Newswise — June 12, 2017 —
The Science Team of the Canadian Research Icebreaker CCGS Amundsen has cancelled the first leg of the 2017 Expedition due to complications associated with the southward motion of hazardous Arctic sea ice, caused by climate change.
This regrettably postpones the much-anticipated Hudson Bay System Study (BaySys) involving 40 scientists from five universities across Canada. Timing was key for this $17 million, four-year, University of Manitoba-led project.
The need to deal with extreme ice conditions in the south meant the ship would arrive too late on site to meet research objectives.
The Arctic deployment of the Canadian Research Icebreaker CCGS Amundsen is undertaken through a long-standing collaboration between the Canadian Coast Guard (CCG) and University-led Arctic science in Canada.
This productive partnership has been providing Canadian researchers and their international colleagues with the ability to monitor and understand the impacts of climate change and resource development on Arctic marine and coastal ecosystems and northern communities since 2003.
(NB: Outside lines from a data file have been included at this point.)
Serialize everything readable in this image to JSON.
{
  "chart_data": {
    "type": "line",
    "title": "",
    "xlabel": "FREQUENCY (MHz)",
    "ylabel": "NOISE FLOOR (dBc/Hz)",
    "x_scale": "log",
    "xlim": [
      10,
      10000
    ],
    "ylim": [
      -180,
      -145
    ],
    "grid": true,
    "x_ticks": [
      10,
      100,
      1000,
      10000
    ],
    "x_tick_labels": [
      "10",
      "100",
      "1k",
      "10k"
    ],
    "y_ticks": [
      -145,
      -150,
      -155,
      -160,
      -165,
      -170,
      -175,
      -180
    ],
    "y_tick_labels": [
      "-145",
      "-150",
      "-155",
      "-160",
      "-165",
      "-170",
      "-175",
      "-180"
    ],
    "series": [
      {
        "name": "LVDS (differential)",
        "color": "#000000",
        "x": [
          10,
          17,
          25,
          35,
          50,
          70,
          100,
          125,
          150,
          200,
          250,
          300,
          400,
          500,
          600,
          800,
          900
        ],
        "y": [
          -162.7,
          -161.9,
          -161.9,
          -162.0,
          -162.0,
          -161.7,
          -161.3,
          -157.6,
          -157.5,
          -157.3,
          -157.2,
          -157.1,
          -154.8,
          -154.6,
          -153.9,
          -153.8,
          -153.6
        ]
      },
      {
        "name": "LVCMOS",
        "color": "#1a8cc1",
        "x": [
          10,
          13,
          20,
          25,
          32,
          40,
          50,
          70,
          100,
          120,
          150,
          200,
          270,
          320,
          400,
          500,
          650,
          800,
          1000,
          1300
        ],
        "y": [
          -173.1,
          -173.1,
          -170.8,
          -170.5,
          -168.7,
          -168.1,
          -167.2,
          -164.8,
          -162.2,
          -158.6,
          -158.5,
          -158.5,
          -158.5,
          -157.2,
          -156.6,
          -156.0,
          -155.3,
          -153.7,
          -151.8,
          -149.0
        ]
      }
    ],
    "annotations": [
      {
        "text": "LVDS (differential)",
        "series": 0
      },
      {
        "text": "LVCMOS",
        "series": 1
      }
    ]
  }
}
This year the Expedition Logistics and Science Teams accelerated the mobilization of the 2017 Arctic Expedition to permit departure of the Amundsen six days ahead of schedule.
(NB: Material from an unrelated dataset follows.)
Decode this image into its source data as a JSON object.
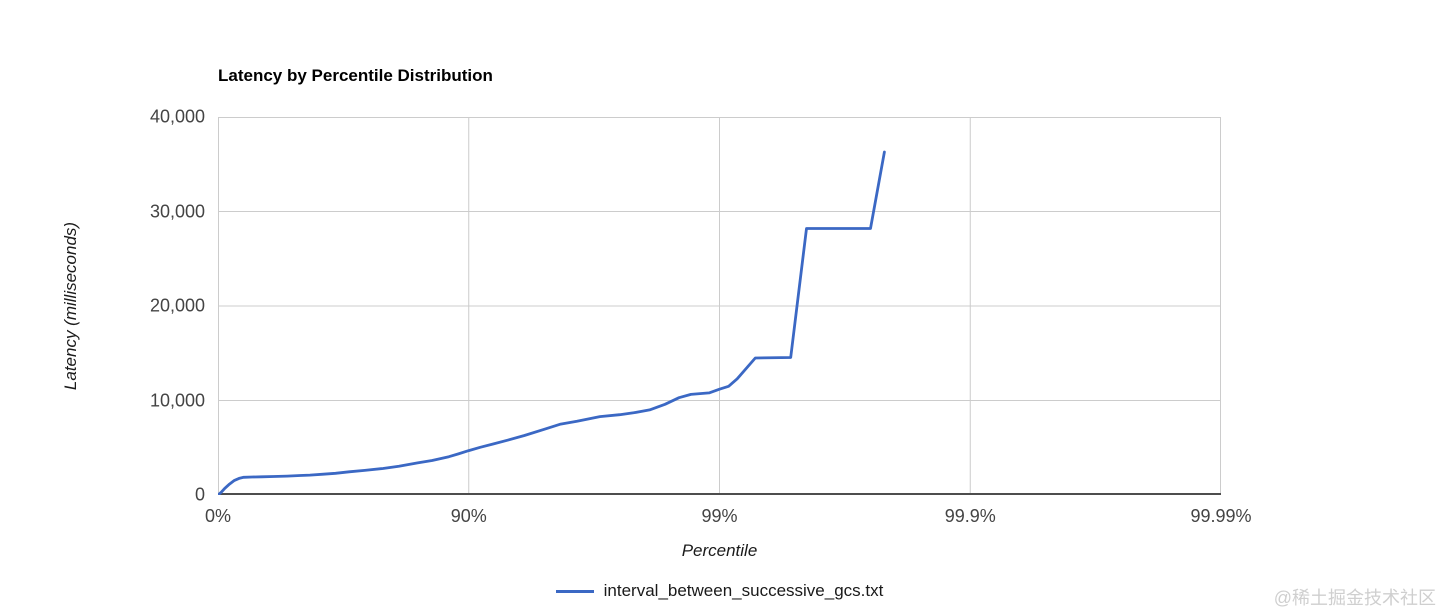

This would allow CCG to carry out critical marine safety and security operations in the unusually severe ice conditions in the Strait of Belle Isle and along the northeast coast of Newfoundland before beginning the Science Mission.
Unfortunately, the conditions required much more extended support than anticipated. Fleet management issues and inadequate alternative ships forced the cancellation of the science program due to significant safety concerns.
This decision to cancel the BaySys 2017 program was not made lightly. Although the cancellation was due to circumstances beyond control of the Expedition Team, every effort was made to develop a viable option to allow this valuable work to proceed.
The decision to terminate the 2017 program has significant impacts on partners and the large number of graduate students involved.
“Considering the severe ice conditions and the increasing demand for Search And Rescue operations (SAR) and ice escort, we decided to cancel the BaySys mission. A second week of delay meant our research objectives just could not be safely achieved – the challenge for us all was that the marine ice hazards were exceedingly difficult for the maritime industry, the CCG, and science,” says Dr. David Barber, Expedition Chief Scientist and BaySys Scientific Lead.
Dr. Barber and his team of experts were able to use the state-of-the-art equipment onboard the Amundsen to confirm that a significant proportion of the sea ice present originated from the high Arctic.
He noted that, “Climate-related changes in Arctic sea ice not only reduce its extent and thickness but also increase its mobility meaning that ice conditions are likely to become more variable and severe conditions such as these will occur more often.”
The Sea Ice Research Team collected a comprehensive dataset on the physics of the ice, ocean and atmosphere in the area and these data will contribute to the understanding of these events and assist Canada in preparing for climate change driven increases in marine ice hazards.
“This extremely unfortunate event is not expected to affect the remainder of the 2017 Amundsen Expedition resuming on July 6. We believe that the oceanographic studies will proceed as planned and do not anticipate an impact on the Nunavik Inuit Health Survey, says Dr. Louis Fortier, Scientific Director of the Amundsen and ArcticNet Science programs. “The Amundsen Science Team is committed to working with Canadian Coast Guard and our industrial partners to plan a 2018 BaySys program.”
The research of our scientists clearly indicate that climate change is not something that is going to happen in the future – it is already here. Research results from scientists onboard the Amundsen and innovative Networks like ArcticNet show the impacts of climate change in Canada’s Arctic and Arctic Ocean affect not only northern ecosystems and communities, but also the environments and people living in the south of Canada – as so dramatically seen off the coast of Newfoundland.
The provision of the best information possible is essential for proper planning, decision–making and adaptation to the realities of climate change.
This experience, and climate change conditions currently affecting Churchill, Man., clearly illustrates that Canada is ill prepared to deal with the realities of climate change.